Sagemaker Serverless Inference

Hi there,

I have been trying to use the new serverless feature from Sagemaker Inference, following the different steps very well explained by @juliensimon in his video (using same Image for the container and same ServerlessConfig) to use an HuggingFace model (not fine-tuned on my side). However after having successfully created/deployed all resources (Model, EndpointConfig, Endpoint) and trying to invokeEndpoint, I encountered this error :

'Message': 'An exception occurred from internal dependency. Please contact customer support regarding request ...'

And when looking on cloudwatch, I also get this message :

python: can't open file "/usr/local/bin/": [Errno 13] Permission denied

Error that I don’t get when using invokeEndpoint for a non-serverless Inference Endpoint.

Did someone already encounter this error ?

Thanks in advance !!

Hey @YannAgora,

Thanks for opening the thread. We encountered this error as well. See blog post

  • found limitation when testing: Currently, Transformer models > 512MB create errors

We already reported this error to the SageMaker team.

Which model are you trying to use? with which memory configuration?

Hi @philschmid,

For now I tried on tuner007/pegasus_paraphrase and Vamsi/T5_Paraphrase_Paws that are indeed two models over 512MB which confirms the limitation you found. And for the MemorySize I set the value to 6144MB which is the max value available if I’m not mistaken.

I’ll let you know when this is fixed! I hope soon!

  1. has the 512MB limitation issue been resolved? does this issue exist only with huggingface models?
  2. is there a gpu support for the serverless inference?

any info will be greatly appreciated.

  1. apparently, it does not support gpus currently. i wonder what cpu instance type it uses and whether it is too slow for real-time inference on transformers.

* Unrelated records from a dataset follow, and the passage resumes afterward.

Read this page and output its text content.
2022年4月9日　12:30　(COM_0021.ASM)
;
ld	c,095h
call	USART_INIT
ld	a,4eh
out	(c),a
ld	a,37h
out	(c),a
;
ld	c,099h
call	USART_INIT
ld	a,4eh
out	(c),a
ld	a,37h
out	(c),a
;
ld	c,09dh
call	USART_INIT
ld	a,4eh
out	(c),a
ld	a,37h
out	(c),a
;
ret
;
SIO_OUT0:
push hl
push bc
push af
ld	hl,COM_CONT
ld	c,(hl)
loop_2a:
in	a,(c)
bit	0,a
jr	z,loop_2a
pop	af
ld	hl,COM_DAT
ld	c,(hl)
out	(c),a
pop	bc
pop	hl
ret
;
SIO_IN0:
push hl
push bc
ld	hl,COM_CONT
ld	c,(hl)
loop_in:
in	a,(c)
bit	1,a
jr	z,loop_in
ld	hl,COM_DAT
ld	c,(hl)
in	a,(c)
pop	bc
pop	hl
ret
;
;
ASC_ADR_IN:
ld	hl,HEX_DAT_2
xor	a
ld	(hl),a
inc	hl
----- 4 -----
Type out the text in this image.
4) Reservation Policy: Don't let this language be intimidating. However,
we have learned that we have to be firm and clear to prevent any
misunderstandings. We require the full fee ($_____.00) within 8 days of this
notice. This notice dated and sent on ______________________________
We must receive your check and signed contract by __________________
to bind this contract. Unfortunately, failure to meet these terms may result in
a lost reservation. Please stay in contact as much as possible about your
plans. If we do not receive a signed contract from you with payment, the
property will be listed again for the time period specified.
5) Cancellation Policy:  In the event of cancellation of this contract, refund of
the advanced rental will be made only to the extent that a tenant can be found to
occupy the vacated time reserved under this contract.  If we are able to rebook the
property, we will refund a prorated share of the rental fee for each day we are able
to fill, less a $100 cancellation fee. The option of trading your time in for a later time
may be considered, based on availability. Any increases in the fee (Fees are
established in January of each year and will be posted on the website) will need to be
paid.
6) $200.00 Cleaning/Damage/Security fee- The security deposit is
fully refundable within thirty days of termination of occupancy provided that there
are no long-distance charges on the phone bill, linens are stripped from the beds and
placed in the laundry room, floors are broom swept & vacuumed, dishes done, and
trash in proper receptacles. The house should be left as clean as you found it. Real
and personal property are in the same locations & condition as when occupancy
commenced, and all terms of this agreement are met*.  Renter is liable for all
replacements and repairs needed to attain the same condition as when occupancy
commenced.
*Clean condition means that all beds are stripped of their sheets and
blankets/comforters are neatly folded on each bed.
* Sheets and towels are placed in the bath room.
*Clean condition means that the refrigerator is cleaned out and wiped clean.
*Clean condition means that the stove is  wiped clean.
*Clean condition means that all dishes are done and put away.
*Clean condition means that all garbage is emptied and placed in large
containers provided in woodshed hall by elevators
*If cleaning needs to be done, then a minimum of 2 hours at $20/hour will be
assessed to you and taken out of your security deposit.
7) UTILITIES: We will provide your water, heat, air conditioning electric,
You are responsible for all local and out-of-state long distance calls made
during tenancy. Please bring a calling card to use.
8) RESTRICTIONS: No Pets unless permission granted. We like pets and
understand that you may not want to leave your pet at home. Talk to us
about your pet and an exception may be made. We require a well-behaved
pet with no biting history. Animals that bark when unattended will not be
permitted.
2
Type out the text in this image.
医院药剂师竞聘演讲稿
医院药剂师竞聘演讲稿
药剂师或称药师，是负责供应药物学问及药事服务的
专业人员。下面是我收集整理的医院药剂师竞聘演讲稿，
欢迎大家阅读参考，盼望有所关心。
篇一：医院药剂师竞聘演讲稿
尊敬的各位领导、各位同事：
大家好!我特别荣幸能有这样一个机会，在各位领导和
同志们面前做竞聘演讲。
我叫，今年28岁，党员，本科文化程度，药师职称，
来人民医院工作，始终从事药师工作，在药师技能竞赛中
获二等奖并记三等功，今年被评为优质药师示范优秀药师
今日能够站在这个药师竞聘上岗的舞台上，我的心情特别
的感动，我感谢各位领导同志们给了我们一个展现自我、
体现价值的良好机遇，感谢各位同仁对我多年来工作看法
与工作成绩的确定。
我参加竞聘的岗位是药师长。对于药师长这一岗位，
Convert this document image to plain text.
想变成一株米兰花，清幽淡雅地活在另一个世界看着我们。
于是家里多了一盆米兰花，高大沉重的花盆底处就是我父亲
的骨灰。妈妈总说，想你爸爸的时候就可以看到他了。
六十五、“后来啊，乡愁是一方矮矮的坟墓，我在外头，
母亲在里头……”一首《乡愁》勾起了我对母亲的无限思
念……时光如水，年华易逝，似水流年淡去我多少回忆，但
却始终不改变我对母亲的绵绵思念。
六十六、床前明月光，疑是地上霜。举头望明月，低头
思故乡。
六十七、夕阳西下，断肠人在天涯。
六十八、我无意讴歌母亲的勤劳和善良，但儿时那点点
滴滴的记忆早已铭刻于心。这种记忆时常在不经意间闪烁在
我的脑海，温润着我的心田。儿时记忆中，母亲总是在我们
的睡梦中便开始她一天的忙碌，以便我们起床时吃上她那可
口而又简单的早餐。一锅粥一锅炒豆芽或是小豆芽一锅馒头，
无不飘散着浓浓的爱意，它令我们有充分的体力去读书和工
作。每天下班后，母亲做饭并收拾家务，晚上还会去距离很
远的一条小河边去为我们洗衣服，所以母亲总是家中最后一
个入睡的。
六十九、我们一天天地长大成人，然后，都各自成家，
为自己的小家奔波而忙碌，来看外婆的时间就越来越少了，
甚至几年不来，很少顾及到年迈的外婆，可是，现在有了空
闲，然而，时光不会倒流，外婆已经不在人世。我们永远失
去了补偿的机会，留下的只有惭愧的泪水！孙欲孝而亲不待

  1. There is no fix yet for it but there is a workaround. You can set an environment variable MMS_DEFAULT_WORKERS_PER_MODEL=1 when creating the endpoint.
  2. Since Serverless Inference is powered by AWS Lambda and AWS Lambda doesn’t have GPU support yet Serverless Inference won’t have it as well. And i assume it will get GPU support when AWS Lambda has GPU support.
GPUs for inference are only relevant when there are parallelism opportunities, i.e. an inference request requires lots of computations. I often find CPUs sufficient for simpler workloads.

In the end the respoonse time will depend on many different factors, such as model size, payload, additional pre/postprocessing, etc. I have deployed a small BERT model for sentiment classification on a serverless endpoint and response times are ~200-300 ms (including passing the request through an API):


Hope that helps.


Thank you for response @philschmid .The trick will be helpful when deploying.
Thank you for the test @marshmellow77. The model I am using is large so I guess I will attempt to deploy an ONNX model to bring inference to below 1 second. Is your classifier based on DistilBERT?

Yes, the classifier is based on DistilBert.

I’m also running into this error when running a server less inference with sagemakers PyTorchModel() function.

similarity_elec_model = PyTorchModel(

serverless config is setup with below code

serverless_config = ServerlessInferenceConfig(
    memory_size_in_mb=6144, max_concurrency=2,

Has there been a fix for this?

Hey @bennicholl,

this error should no longer exist. Could you please try using the HuggingFaceModel with transformers_version 4.17 and pytorch 1.6?